If organization is not to crush individuality, membership of an organization ought to be voluntary, not compulsory, and ought always to carry with it a voice in the management. This is not the case with economic organizations, which give no opportunity for the pride and pleasure that men find in an activity of their own choice, provided it is not utterly monotonous.
It must be admitted, however, that much of the mechanical work which is necessary in industry is probably not capable of being made interesting in itself. But it will seem less tedious than it does at present if those who do it have a voice in the management of their industry. And men who desire leisure for other occupations might be given the opportunity of doing uninteresting work during a few hours of the day for a low wage; this would give an opening to all who wished for some activity not immediately profitable to themselves. When everything that is possible has been done to make work interesting, the residue will have to be made endurable, as almost all work is at present, by the inducement of rewards outside the hours of labor. But if these rewards are to be satisfactory, it is essential that the uninteresting work should not necessarily absorb a man's whole energies, and that opportunities should exist for more or less continuous activities during the remaining hours. Such a system might be an immeasurable boon to artists, men of letters, and others who produce for their own satisfaction works which the public does not value soon enough to secure a living for the producers; and apart from such rather rare cases, it might provide an opportunity for young men and women with intellectual ambitions to continue their education after they have left school, or to prepare themselves for careers which require an exceptionally long training.

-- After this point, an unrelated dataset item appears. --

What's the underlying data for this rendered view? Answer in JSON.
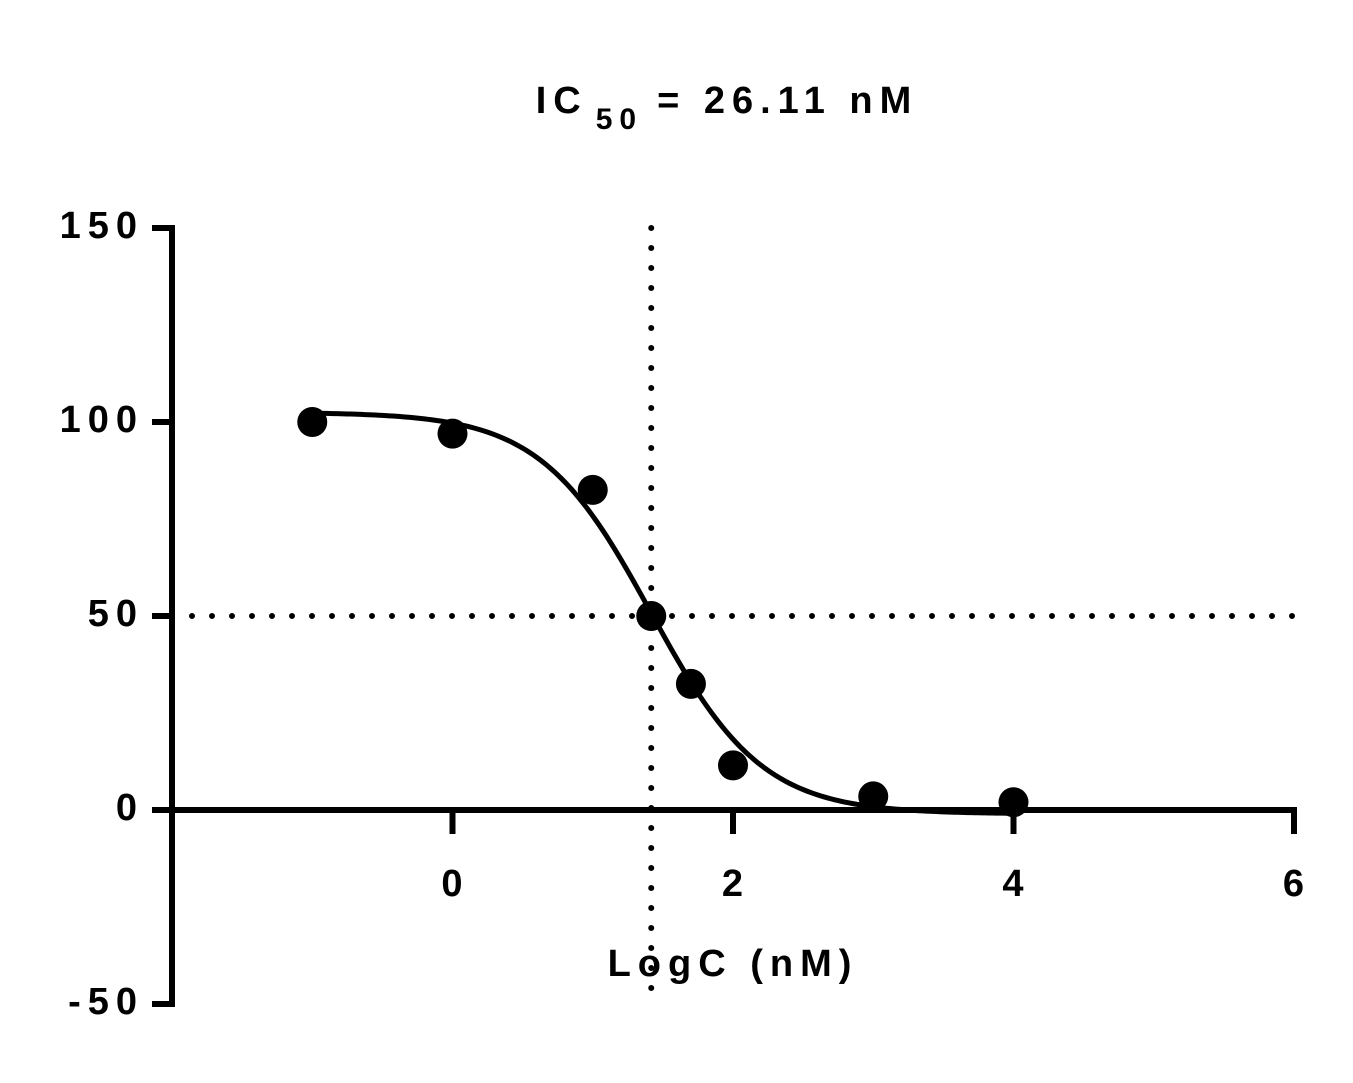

The evils of the present system result from the separation between the several interests of consumer, producer, and capitalist. No one of these three has the same interests as the community or as either of the other two. The cooperative system amalgamates the interests of consumer and capitalist; syndicalism would amalgamate the interests of producer and capitalist. Neither amalgamates all three, or makes the interests of those who direct industry quite identical with those of the community. Neither, therefore, would wholly prevent industrial strife, or obviate the need of the State as arbitrator. But either would be better than the present system, and probably a mixture of both would cure most of the evils of industrialism as it exists now. It is surprising that, while men and women have struggled to achieve political democracy, so little has been done to introduce democracy in industry. I believe incalculable benefits might result from industrial democracy, either on the coöperative model or with recognition of a trade or industry as a unit for purposes of government, with some kind of Home Rule such as syndicalism aims at securing. There is no reason why all governmental units should be geographical: this system was necessary in the past because of the slowness of means of communication, but it is not necessary now. By some such system many men might come to feel again a pride in their work, and to find again that outlet for the creative impulse which is now denied to all but a fortunate few. Such a system requires the abolition of the land-owner and the restriction of the capitalist, but does not entail equality of earnings. And unlike socialism, it is not a static or final system: it is hardly more than a framework for energy and initiative. It is only by some such method, I believe, that the free growth of the individual can be reconciled with the huge technical organizations which have been rendered necessary by industrialism.